I think the first thing to do is to convert 12% v/v to grams ethanol. That is 12 mL ethanol/100 mL soln. Scale that up to 712 (I guess we assume ALL of the grape juice is glucose which of course is not quite right so we lump that in with the error made in assuming CO2 is not soluble in water).
12 mL ethanol x 712/100 = 85.4 mL ethanol. Convert that to grams using density. mass = volume x density alcohol which is given at the end of the problem.
mols ethanol = grams/molar mass
Use the coefficients in the balanced equation to convert mols ethanol to mols CO2.
Then use PV = nRT to solve for P CO2 at the conditions listed. Post your work if you get stuck.
Chemistry - Zachary, Wednesday, November 14, 2012 at 11:49pm
I found the moles of CO2 and I got 1.47. 85.4 L ethanol * .79 g/cm3 = 67.5g ethanol. 67.5/(12+12+5+16+1)= 1.47 moles ethanol. 1.47 moles C2H5OH *(2 moles C2H5OH/ 2 moles CO2) = 1.47 moles CO2. What do I use for the volume? do I use the volume of the bottle, the volume of the bottle minus the volume of the ethanol, or the volume occupied by the grape juice?
Chemistry - Zachary, Thursday, November 15, 2012 at 12:01am
Sorry, I made a mistake. 85.4 mL = .0854 L. .0854 L * .79 g/cm3 = .0675g. .0675/46(MM of C2H5OH) = .0147 moles ethanol. .0147 moles ethanol = .0147 moles CO2.
Chemistry - Zachary, Thursday, November 15, 2012 at 12:03am
I'm still not sure which volume to use though. would it be 825 mL, 825mL - 85.4 mL, or 712 mL?

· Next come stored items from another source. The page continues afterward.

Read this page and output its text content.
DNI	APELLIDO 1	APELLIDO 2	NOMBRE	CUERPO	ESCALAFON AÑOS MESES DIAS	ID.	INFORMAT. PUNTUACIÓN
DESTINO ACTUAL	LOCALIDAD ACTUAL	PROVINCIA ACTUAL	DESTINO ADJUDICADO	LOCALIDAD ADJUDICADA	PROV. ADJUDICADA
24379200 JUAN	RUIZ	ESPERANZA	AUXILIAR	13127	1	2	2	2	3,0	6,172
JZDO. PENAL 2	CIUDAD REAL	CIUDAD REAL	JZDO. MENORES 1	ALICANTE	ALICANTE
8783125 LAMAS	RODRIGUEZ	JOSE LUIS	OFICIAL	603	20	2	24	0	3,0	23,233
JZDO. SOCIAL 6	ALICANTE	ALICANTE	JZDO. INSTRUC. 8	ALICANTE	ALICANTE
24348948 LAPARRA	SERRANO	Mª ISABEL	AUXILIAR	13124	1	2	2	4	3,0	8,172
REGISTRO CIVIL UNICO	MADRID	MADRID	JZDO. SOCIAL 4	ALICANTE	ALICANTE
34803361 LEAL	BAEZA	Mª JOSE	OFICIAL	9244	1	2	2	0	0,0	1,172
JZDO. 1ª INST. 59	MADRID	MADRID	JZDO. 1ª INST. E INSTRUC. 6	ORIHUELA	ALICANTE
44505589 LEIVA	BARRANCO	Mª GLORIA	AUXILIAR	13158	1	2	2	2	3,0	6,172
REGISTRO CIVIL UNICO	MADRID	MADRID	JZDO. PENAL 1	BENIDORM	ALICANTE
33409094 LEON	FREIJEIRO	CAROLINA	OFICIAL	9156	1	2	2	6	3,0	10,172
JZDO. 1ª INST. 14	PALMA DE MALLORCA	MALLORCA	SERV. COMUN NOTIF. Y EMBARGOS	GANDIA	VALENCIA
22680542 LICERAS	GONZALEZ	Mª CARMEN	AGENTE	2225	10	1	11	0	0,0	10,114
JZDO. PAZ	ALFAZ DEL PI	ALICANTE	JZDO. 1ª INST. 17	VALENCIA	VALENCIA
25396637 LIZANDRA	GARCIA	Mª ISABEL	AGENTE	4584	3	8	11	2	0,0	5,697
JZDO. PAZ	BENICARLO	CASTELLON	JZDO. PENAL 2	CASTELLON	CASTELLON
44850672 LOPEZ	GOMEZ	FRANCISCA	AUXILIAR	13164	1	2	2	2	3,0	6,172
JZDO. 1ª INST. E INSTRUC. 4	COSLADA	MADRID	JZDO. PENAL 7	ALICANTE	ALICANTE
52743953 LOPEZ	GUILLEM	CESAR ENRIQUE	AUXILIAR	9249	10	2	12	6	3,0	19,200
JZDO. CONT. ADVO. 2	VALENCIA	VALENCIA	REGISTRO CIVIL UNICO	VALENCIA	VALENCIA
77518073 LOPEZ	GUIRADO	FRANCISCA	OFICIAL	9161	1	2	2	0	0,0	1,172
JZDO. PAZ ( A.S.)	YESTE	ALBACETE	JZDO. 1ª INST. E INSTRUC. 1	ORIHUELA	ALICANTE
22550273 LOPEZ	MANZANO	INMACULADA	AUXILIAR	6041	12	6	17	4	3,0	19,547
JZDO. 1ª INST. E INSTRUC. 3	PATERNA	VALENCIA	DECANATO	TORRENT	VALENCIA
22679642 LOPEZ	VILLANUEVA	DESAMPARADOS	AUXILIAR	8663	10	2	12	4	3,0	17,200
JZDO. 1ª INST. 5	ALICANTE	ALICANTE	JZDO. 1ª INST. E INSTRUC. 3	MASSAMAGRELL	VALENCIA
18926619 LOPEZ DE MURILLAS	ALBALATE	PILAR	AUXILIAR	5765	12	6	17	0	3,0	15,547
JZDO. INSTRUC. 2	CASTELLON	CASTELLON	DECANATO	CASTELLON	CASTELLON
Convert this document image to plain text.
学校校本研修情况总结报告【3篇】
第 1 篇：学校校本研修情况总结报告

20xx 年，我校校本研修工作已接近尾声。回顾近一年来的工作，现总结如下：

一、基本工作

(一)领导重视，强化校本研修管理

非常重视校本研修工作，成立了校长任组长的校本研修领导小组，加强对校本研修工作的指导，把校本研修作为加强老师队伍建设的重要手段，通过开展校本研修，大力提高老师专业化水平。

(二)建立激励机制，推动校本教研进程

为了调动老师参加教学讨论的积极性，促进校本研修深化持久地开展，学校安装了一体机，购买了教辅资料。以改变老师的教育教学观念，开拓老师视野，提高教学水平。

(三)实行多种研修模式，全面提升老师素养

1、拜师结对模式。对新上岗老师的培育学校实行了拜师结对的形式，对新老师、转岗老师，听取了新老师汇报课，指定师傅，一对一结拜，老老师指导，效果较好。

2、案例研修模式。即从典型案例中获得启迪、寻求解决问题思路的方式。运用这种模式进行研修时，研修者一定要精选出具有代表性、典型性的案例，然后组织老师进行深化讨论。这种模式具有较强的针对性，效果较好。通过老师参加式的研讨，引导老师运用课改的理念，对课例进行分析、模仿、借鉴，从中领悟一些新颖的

  • Chemistry: Dr. Bob, can you check my work? - ,

    I would use the volume of the bottle minus the volume of the ethanol. We're assuming all of the grape juice was glucose and all of it was converted to ethanol. Actually, since the grape juice was only 12% ethanol, I suppose the rest of it is water. The author of the problem may expect you to use volume as volume of bottle - volume of ethanol - volume of the water that wasn't ethanol. Frankly, I don't know. With so many false assumptions at the start of the problem it's difficult to know what the author expects you to do.
    BTW, the second post you put up is not correct. The density is given in g/mL and the volume of ethanol is in mL so the correct value for mass is 85.4 mL x 0.79 g/mL = ? grams.

  • Chemistry: Dr. Bob, can you check my work? - ,

    Okay. I'll try both. 825mL - 712= 113. You have to convert mL to L in order to use the PV = nRT correct? if so,113mL=.113L P(.1130) = 1.47 moles CO2 * .0821 * 303 K
    .1130P=36.57
    P = 323.6 atm

    -OR-
    825-85.4 = 739.6 mL = .7396L
    .7369P=1.47(.0821)(303)
    .7369P=36.57
    P=49.6atm

  • Chemistry: Dr. Bob, can you check my work? - ,

    The first one was correct! I just used the incorrect number of sig figs. Thank you so much!

  • Chemistry: Dr. Bob, can you check my work? - ,

    The one that makes the most sense to me is to use the 825-712. If your prof is touchy about the number of significant figures, you want to go over this very carefully because that answer of 323.6 has too many

  • Chemistry: Dr. Bob, can you check my work? - ,

    Thanks for sharing that information. If I had been just a little faster on my end you would have caught the too many s.f. I was typing while you were checking.